Côte d’Ivoire: rapport accablant de l’ONU contre les autorités
04 mai 2004
PARIS (AFP) – La commission d’enquête de l’ONU sur les événements du 25 et 26 mars à Abidjan accuse, dans un rapport accablant, "les plus hautes autorités de l’Etat" ivoirien d’avoir monté une "opération soigneusement planifiée" pour réprimer une manifestation interdite de l’opposition.
Le bilan de cette répression, indique le rapport révélé lundi par la radio française RFI, s’élève à 120 morts au moins. Sans compter les cas de tortures, disparitions et arrestations arbitraires, selon l’ONU qui n’hésite pas à parler de "massacres".
"Les 25 et 26 mars, des civils innocents ont été tués de façon indiscriminée et des violations massives des droits de l’homme ont été commises. La marche est devenue un prétexte à ce qui s’est avéré être une opération soigneusement planifiée et exécutée par les forces de sécurité, c’est-à-dire la police, la gendarmerie, l’armée ainsi que des unités spéciales et des forces parallèles, sous la direction et la responsabilité des plus hautes autorités de l’Etat", affirme la commission d’enquête qui a séjourné en Côte d’Ivoire du 15 au 28 avril "à la demande des autorités ivoiriennes".
Le dernier bilan officiel communiqué par la police ivoirienne le 28 mars faisait état de 37 morts, dont deux policiers, au cours des deux jours de violences les 25 et 26 mars. "Au moins 120 personnes ont été tuées, 274 blessées et 20 sont portées disparues", poursuite le rapport onusien de 20 pages selon lequel "ces chiffres ne sont en aucune façon définitifs". La commission de l’ONU, qui dénonce également des "arrestations massives sans aucune base légale", fait état de la présence de "81 corps" dans différentes morgues d’Abidjan et de sa périphérie, pour la plupart portant des traces de blessures par balles.
Les enquêteurs n’excluent pas, par ailleurs, que des corps aient été "transportés et enterrés quelque part". "Des preuves écrasantes" suggèrent que ces tueries "n’ont pas été provoquées et n’étaient pas nécessaires. Il est également évident que certaines communautés étaient visées (par cette répression), notamment les gens originaires du nord du pays (majoritairement musulmans, ndlr) ou de pays voisins (spécialement Burkina Faso, Mali et Niger)". Au passage, l’ONU dénonce la responsabilité des organisateurs de la marche qui, sachant qu’elle était à haut risque, n’y ont pas participé; les auteurs soulignent toutefois que cette responsabilité est sans commune mesure avec les "violations massives des droits de l’homme" commises par les forces de l’ordre.

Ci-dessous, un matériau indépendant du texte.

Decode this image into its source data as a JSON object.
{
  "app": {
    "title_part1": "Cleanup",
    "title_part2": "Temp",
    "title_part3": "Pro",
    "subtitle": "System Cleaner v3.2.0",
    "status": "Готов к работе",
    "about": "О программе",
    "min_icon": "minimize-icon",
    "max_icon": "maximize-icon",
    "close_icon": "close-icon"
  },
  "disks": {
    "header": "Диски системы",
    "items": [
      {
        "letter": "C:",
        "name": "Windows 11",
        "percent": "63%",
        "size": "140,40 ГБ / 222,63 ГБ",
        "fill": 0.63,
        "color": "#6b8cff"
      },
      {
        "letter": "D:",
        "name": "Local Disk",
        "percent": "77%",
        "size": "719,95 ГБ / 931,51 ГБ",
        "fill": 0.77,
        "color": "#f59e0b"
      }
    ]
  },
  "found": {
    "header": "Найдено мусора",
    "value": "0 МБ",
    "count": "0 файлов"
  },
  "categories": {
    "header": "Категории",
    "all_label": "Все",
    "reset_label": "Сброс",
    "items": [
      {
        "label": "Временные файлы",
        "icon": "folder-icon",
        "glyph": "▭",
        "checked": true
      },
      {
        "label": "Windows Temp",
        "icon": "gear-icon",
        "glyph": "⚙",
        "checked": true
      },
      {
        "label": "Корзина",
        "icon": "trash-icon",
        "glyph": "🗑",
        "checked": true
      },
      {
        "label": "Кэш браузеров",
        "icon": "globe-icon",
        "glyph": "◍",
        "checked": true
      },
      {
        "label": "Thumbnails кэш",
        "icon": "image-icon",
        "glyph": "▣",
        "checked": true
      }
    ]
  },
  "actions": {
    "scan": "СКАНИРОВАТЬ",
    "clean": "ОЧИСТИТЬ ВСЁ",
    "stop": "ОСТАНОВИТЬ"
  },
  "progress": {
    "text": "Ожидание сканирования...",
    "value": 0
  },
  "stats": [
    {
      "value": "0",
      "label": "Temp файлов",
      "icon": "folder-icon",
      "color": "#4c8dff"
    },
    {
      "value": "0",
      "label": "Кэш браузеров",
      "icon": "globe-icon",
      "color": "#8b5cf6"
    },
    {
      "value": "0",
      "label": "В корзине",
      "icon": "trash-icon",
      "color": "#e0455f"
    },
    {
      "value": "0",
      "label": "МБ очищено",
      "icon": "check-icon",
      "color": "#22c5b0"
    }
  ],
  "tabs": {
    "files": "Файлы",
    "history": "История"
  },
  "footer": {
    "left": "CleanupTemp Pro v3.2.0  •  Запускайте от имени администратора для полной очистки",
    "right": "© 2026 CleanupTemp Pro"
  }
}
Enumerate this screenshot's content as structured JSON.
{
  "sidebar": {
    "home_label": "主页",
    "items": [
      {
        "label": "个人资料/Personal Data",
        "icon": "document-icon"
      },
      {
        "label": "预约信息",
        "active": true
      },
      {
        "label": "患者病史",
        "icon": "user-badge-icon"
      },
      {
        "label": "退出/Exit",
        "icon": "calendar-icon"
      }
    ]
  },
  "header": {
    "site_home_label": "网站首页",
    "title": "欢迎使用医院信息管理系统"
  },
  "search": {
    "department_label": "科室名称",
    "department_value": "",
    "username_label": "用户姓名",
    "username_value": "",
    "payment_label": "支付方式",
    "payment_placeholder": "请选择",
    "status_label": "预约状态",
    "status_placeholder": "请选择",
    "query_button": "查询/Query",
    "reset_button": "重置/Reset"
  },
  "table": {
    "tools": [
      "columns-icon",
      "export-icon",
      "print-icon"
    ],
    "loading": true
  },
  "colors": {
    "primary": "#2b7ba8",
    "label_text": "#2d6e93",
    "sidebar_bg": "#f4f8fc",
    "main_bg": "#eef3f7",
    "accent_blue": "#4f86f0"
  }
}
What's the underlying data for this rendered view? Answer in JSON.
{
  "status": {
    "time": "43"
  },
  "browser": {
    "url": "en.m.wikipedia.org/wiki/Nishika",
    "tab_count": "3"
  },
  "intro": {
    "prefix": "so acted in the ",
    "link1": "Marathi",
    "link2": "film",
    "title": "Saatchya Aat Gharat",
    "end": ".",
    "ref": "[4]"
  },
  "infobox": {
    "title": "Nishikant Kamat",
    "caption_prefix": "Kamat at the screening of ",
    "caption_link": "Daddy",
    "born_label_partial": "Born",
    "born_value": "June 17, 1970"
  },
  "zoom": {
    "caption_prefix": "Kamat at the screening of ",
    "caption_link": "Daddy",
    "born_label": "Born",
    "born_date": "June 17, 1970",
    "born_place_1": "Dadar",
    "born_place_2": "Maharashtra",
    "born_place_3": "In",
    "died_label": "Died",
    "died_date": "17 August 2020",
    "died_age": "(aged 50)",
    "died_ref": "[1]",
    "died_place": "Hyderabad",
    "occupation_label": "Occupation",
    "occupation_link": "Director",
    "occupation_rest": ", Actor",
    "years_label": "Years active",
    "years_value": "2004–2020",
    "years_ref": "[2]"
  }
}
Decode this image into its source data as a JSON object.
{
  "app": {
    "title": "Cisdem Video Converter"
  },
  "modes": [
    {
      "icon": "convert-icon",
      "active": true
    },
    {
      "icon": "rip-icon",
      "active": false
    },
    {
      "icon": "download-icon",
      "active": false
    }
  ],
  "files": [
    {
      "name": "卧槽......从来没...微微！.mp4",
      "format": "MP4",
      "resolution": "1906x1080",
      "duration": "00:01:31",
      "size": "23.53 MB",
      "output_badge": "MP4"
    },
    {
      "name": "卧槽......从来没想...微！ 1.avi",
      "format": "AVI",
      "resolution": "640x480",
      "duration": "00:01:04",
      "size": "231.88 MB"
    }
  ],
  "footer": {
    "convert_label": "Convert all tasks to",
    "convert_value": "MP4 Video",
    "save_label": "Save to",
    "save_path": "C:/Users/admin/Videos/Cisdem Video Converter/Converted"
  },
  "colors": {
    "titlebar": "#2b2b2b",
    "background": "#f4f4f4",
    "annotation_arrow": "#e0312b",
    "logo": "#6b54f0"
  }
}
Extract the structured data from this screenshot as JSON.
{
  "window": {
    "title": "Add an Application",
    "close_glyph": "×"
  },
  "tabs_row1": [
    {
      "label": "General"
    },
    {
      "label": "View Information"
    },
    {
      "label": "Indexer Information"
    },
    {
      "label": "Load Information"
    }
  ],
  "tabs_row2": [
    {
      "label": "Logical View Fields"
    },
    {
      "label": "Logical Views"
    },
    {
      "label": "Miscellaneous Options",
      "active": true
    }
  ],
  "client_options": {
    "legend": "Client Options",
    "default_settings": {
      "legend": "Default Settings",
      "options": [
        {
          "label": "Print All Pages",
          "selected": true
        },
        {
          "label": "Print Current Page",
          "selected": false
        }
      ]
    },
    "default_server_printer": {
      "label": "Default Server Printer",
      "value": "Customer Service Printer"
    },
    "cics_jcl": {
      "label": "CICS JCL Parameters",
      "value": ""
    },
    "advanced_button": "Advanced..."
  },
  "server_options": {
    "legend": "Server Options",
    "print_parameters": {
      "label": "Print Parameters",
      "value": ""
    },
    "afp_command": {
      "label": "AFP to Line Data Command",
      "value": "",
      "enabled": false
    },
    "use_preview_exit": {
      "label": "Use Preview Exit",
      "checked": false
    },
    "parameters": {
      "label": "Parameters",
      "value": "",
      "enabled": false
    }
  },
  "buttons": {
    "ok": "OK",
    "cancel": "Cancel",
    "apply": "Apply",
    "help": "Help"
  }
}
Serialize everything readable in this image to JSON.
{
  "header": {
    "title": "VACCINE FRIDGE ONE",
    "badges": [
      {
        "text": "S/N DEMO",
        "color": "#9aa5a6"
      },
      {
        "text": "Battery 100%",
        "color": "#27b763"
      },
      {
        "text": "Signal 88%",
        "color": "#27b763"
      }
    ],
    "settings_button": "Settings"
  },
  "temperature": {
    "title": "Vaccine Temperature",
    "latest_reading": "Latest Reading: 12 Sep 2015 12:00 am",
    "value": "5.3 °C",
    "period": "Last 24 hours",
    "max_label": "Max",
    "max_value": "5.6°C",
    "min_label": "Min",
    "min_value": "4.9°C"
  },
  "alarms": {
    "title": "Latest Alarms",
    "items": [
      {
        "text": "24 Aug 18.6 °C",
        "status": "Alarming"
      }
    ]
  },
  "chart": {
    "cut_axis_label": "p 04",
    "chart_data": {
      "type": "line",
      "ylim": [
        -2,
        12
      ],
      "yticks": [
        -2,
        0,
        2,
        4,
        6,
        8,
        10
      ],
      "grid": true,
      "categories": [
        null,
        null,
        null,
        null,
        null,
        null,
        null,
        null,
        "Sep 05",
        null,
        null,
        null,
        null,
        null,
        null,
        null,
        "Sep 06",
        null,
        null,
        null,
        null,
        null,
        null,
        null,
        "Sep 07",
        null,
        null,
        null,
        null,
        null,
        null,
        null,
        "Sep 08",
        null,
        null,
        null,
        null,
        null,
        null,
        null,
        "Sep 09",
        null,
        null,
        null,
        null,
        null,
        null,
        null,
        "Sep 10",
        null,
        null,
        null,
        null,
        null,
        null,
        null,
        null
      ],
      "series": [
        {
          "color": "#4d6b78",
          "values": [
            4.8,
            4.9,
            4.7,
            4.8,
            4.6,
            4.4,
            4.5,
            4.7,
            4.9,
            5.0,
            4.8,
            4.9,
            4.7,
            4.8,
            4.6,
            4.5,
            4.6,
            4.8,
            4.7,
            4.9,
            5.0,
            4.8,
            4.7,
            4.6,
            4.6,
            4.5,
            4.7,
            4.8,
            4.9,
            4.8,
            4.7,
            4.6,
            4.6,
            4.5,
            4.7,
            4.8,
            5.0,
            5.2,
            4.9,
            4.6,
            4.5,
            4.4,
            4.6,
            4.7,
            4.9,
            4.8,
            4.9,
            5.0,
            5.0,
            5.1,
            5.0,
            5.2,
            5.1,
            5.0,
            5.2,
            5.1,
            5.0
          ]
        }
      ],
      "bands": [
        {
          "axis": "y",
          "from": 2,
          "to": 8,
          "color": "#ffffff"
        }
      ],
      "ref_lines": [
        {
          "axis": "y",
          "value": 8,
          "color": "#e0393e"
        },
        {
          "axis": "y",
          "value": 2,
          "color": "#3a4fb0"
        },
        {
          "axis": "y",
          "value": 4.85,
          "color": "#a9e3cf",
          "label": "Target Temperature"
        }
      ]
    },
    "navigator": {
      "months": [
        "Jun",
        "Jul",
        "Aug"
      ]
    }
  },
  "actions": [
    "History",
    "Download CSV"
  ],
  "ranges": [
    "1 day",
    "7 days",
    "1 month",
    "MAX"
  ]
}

Pour les enquêteurs internationaux, il ne fait aucun doute que tout a été soigneusement préparé. Ils en veulent pour preuve le fait que les forces de l’ordre et des "forces parallèles" se sont déployées dès l’aube dans des quartiers d’Abidjan et que la plupart des personnes tuées ne l’ont pas été dans la rue mais dans leurs maisons. Le rapport de l’ONU affirme encore qu’il n’y avait, le 25 mars, "aucune menace posée par les manifestants", "aucune infiltration venue du nord", "aucune tentative d’insurrection populaire contre l’Etat", invalidant ainsi les assertions des autorités ivoiriennes selon lesquelles la manifestation prévue par l’opposition pour soutenir les accords de paix de Marcoussis était, en réalité, un paravent pour une attaque armée sur la capitale économique ivoirienne.
Le rapport s’attarde longuement sur la participation à la répression de "forces parallèles" que l’ONU qualifie de "milice armée". Parmi ces forces sont cités les "Jeunes Patriotes", le mouvement de Charles Blé Goudé fer de lance des manifestations anti-françaises de soutien au président Laurent Gbagbo, ainsi que le principal syndicat étudiant, la FESCI. Tous ces mouvements, lit-on encore, sont "financés et armés par les forces de sécurité qui leur donnent des ordres directs". Et l’ONU précise: "Ce soutien vient de l’intérieur du palais présidentiel".
En conclusion, tout en dénonçant un climat d’impunité en Côte d’Ivoire, toujours coupée en deux depuis la tentative de coup d’Etat de septembre 2002, la Commission souhaite l’ouverture d’une enquête criminelle pour juger les responsables des "tueries indiscriminées" commises en mars 2003, mais aussi la mise en oeuvre des travaux de la commission internationale chargée des violations des droits de l’homme depuis septembre 2002, ou encore le démantèlement et le désarmement "de tous les groupes armés, y compris les forces parallèles". "Le président de la République et le gouvernement de réconciliation nationale ont l’obligation de tout faire pour mettre fin aux activités" des milices et des forces parallèles, conclut le rapport de l’ONU.